Sunday, January 09, 2022

US Treasury Department to send $1B in pandemic rental assistance


Janet Yellen, U.S. Treasury secretary, speaks during a House Financial Services Committee hearing in September. The U.S. Treasury Department said Friday it would reallocate $1.1 billion in pandemic rental assistance from places where it went unused to states and cities with a higher need for the aid. 
File Photo by Al Drago/UPI | License Photo

Jan. 8 (UPI) -- The U.S. Treasury Department said Friday it would reallocate $1.1 billion in pandemic rental assistance from places where it went unused to states and cities with a higher need for the aid.

California will receive about $50 million in reallocated funds, the most of any state. New Jersey will receive $43 million; New York will receive $27 million; and the District of Columbia will receive $18 million. The rest will be divided among local governments and Native American tribes nationwide.

This is the first round of payments being made as the Treasury Department works to redistribute funds from the $46.5 billion in emergency rental relief programs created by the U.S. Congress during the COVID-19 pandemic.

More than 75% of the funds were voluntarily given to governments in the same state as the entities to which they had been granted, according to the Treasury Department. It was not immediately clear which, if any, grantees had been forced to give up their funds.
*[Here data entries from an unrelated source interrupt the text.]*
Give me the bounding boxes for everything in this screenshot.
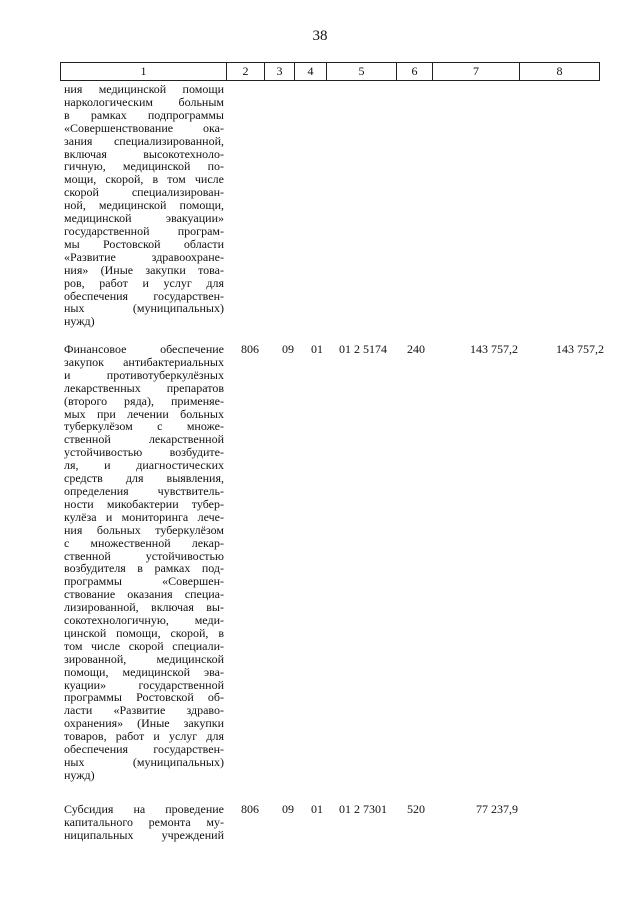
cell-ministry-code: 806 bbox=[241, 802, 259, 816]
cell-expense-type-code: 240 bbox=[407, 342, 425, 356]
description-line: мощи, скорой, в том числе bbox=[64, 172, 224, 187]
description-line: гичную, медицинской по- bbox=[64, 159, 224, 174]
cell-subsection-code: 01 bbox=[311, 342, 323, 356]
header-col-7: 7 bbox=[432, 63, 519, 80]
description-line: мых при лечении больных bbox=[64, 406, 224, 421]
description-line: ной, медицинской помощи, bbox=[64, 198, 224, 213]
description-line: ственной лекарственной bbox=[64, 432, 224, 447]
description-line: мы Ростовской области bbox=[64, 236, 224, 251]
cell-ministry-code: 806 bbox=[241, 342, 259, 356]
description-line: определения чувствитель- bbox=[64, 483, 224, 498]
cell-subsection-code: 01 bbox=[311, 802, 323, 816]
description-line: средств для выявления, bbox=[64, 471, 224, 486]
cell-section-code: 09 bbox=[282, 342, 294, 356]
description-line: ствование оказания специа- bbox=[64, 587, 224, 602]
row-description bbox=[64, 343, 224, 782]
description-line: нужд) bbox=[64, 314, 95, 329]
cell-target-item-code: 01 2 5174 bbox=[339, 342, 387, 356]
description-line: капитального ремонта му- bbox=[64, 814, 224, 829]
cell-amount-col8: 143 757,2 bbox=[556, 342, 604, 356]
description-line: туберкулёзом с множе- bbox=[64, 419, 224, 434]
description-line: ля, и диагностических bbox=[64, 458, 224, 473]
description-line: «Совершенствование ока- bbox=[64, 120, 224, 135]
cell-amount-col7: 77 237,9 bbox=[476, 802, 518, 816]
description-line: ственной устойчивостью bbox=[64, 548, 224, 563]
description-line: нужд) bbox=[64, 767, 95, 782]
description-line: устойчивостью возбудите- bbox=[64, 445, 224, 460]
description-line: ных (муниципальных) bbox=[64, 301, 224, 316]
header-col-8: 8 bbox=[519, 63, 599, 80]
description-line: включая высокотехноло- bbox=[64, 146, 224, 161]
cell-target-item-code: 01 2 7301 bbox=[339, 802, 387, 816]
description-line: зированной, медицинской bbox=[64, 651, 224, 666]
description-line: Субсидия на проведение bbox=[64, 802, 224, 816]
description-line: зания специализированной, bbox=[64, 133, 224, 148]
description-line: закупок антибактериальных bbox=[64, 354, 224, 369]
description-line: лекарственных препаратов bbox=[64, 380, 224, 395]
description-line: кулёза и мониторинга лече- bbox=[64, 509, 224, 524]
description-line: том числе скорой специали- bbox=[64, 638, 224, 653]
description-line: (второго ряда), применяе- bbox=[64, 393, 224, 408]
description-line: ниципальных учреждений bbox=[64, 827, 224, 842]
description-line: цинской помощи, скорой, в bbox=[64, 625, 224, 640]
header-col-5: 5 bbox=[326, 63, 396, 80]
description-line: ния медицинской помощи bbox=[64, 82, 224, 96]
description-line: ласти «Развитие здраво- bbox=[64, 703, 224, 718]
cell-section-code: 09 bbox=[282, 802, 294, 816]
header-col-1: 1 bbox=[140, 64, 147, 78]
description-line: охранения» (Иные закупки bbox=[64, 716, 224, 731]
description-line: медицинской эвакуации» bbox=[64, 211, 224, 226]
description-line: лизированной, включая вы- bbox=[64, 600, 224, 615]
description-line: ров, работ и услуг для bbox=[64, 275, 224, 290]
description-line: обеспечения государствен- bbox=[64, 288, 224, 303]
row-description bbox=[64, 803, 224, 842]
description-line: обеспечения государствен- bbox=[64, 742, 224, 757]
header-col-3: 3 bbox=[264, 63, 294, 80]
row-description bbox=[64, 83, 224, 328]
description-line: государственной програм- bbox=[64, 223, 224, 238]
description-line: программы «Совершен- bbox=[64, 574, 224, 589]
header-col-2: 2 bbox=[226, 63, 264, 80]
header-col-6: 6 bbox=[396, 63, 432, 80]
cell-expense-type-code: 520 bbox=[407, 802, 425, 816]
header-col-4: 4 bbox=[294, 63, 326, 80]
table-header-row bbox=[60, 62, 600, 81]
description-line: помощи, медицинской эва- bbox=[64, 664, 224, 679]
description-line: наркологическим больным bbox=[64, 94, 224, 109]
description-line: сокотехнологичную, меди- bbox=[64, 613, 224, 628]
page-number: 38 bbox=[312, 28, 328, 44]
cell-amount-col7: 143 757,2 bbox=[470, 342, 518, 356]
description-line: скорой специализирован- bbox=[64, 185, 224, 200]
description-line: товаров, работ и услуг для bbox=[64, 729, 224, 744]
description-line: ности микобактерии тубер- bbox=[64, 496, 224, 511]
description-line: с множественной лекар- bbox=[64, 535, 224, 550]
description-line: ных (муниципальных) bbox=[64, 755, 224, 769]
description-line: возбудителя в рамках под- bbox=[64, 561, 224, 576]
description-line: ния» (Иные закупки това- bbox=[64, 262, 224, 277]
description-line: и противотуберкулёзных bbox=[64, 367, 224, 382]
description-line: ния больных туберкулёзом bbox=[64, 522, 224, 537]
description-line: программы Ростовской об- bbox=[64, 690, 224, 705]
description-line: в рамках подпрограммы bbox=[64, 107, 224, 122]
description-line: «Развитие здравоохране- bbox=[64, 249, 224, 264]
description-line: Финансовое обеспечение bbox=[64, 342, 224, 356]
description-line: куации» государственной bbox=[64, 677, 224, 692]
Grantees who received the funds initially faced losing it if they didn't obligate at least 65% or spend 15% of the money by November.

"Any amounts recaptured from a grantee were first prioritized to grantees in the same state that were deemed eligible to receive reallocated funds," the Treasury Department said in a news release.

Funds were then distributed nationally, prioritizing grantees that had substantially completed their spending the $25 billion distributed in the first round of emergency rental assistance. Grantees that made quicker progress in the second round of funding were weighted more heavily.

The Treasury Department noted that the emergency rental assistance programs have been effective in preventing evictions during the pandemic, which have remained 60% below historical levels before the pandemic began despite an end to the eviction moratorium in August.